In Eye Of Miraculous Guadalupe Image, A Figure Believed That Of St. Juan Diego

By Michael H. Brown

This week, and really for much of the year, the secular press has been trying to stoke up controversies about the man who is canonized today, St. Juan Diego of Cuautitlan -- who saw the Mother of God on a hillside at a spot later known as Guadalupe. Among the controversies is St. Juan Diego's appearance: did he look as he is so often portrayed, with dark, pointed features -- which certain people think is too similar to the Spanish conquistadors -- or would the appearance of a Chichimeca Indian have been somewhat different?

We answer with this: if you want to know what Juan Diego really looked like, you may want to look into the eyes of the Guadalupe image.

That's right: there are many who believe that the eyes of the Guadalupe Virgin bear miraculous profiles -- inexplicable outlines of what look like faces (see below) -- and that one of them may be St. Juan Diego. When the eyes of the Guadalupe image are magnified and enhanced by computer, there are startling images that also include the features of an unidentified woman; an unknown bearded man; and the profile of what many believe to have been the bishop, Juan de Zummarraga.

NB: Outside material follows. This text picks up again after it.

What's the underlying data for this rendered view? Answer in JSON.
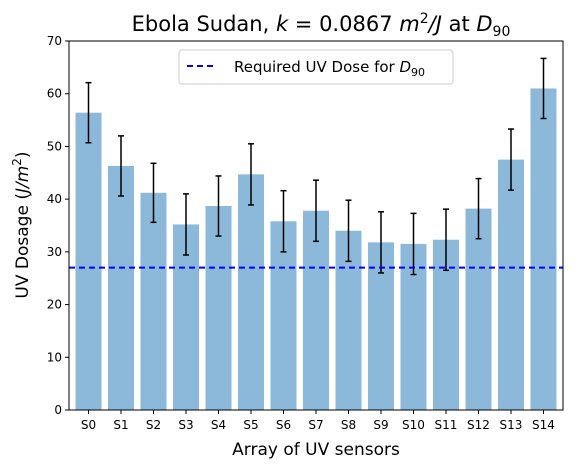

"The image of the Virgin of Guadalupe, which has been given to me for study, contains in the cornea these reflections," noted an opthamaologist, Dr. Javier Torroella-Bueno. "In the images in question, there is a perfect collocation in the agreement with this principle, the distortion of the figures even concurring with the predicted curvature of the cornea."

In other words, like the eyes of a living person, those of the Guadalupe image seem to have photographically recorded scenes from back in 1531, and one of them may have been that of St. Diego visiting the bishop to show him roses that had miraculously sprouted by the hill of apparitions. It was while Juan was unfolding his  cloak or "tilma," which he had used to hold the roses, that a life-sized image of Mary was revealed, astonishing them both. A color image of a woman on a burlap cloak!

Bishop Zummarraga's jaw had to have dropped. We know he rose from his chair and fell to his knees. Others in the room did the same. Was this the scene the remarkable eyes recorded? As the flowers tumbled from the tilma, which dropped to Juan's knees, they saw the image of the Madonna, the famous image of an olive-complected woman with her hands folded near her heart, her head bent slightly to the right, looking down somberly.

The coloration seemed to be of no known combination of pigments or dye, and the colors changed when viewed from various distances, seeming more like the "surface sculpting" of a bird's feather or a butterfly's scales than any artificial coloring. Like the Shroud of Turin, there remains no rational explanation for how the image had gotten there.

Then there were those eyes! The images in them were only found by modern science, and while the first discovery was first made with the right eye, it is in the left that Juan Diego may have been recorded. Using a photograph of the image marked off in one-millimeter squares and computer amplification to magnify each square 2,500 times, a scientist named Dr. Jose Aste-Tonsmann found that in the iris could be seen at least four figures -- one of which appeared to be an Indian peasant with his hands lifted in prayer. "I believe, without fear of error, that this person is Juan Diego," wrote the respected scientist!

Dr. Tonsman theorized that the other figures were Bishop Zumarraga and a translator named Juan Gonalez "and were imprinted in the left eye of the picture at the time it made its miraculous appearance on the tilma," writes another scientist, Dr. Jody Brant Smith. "They are what the Virgin herself saw at that moment."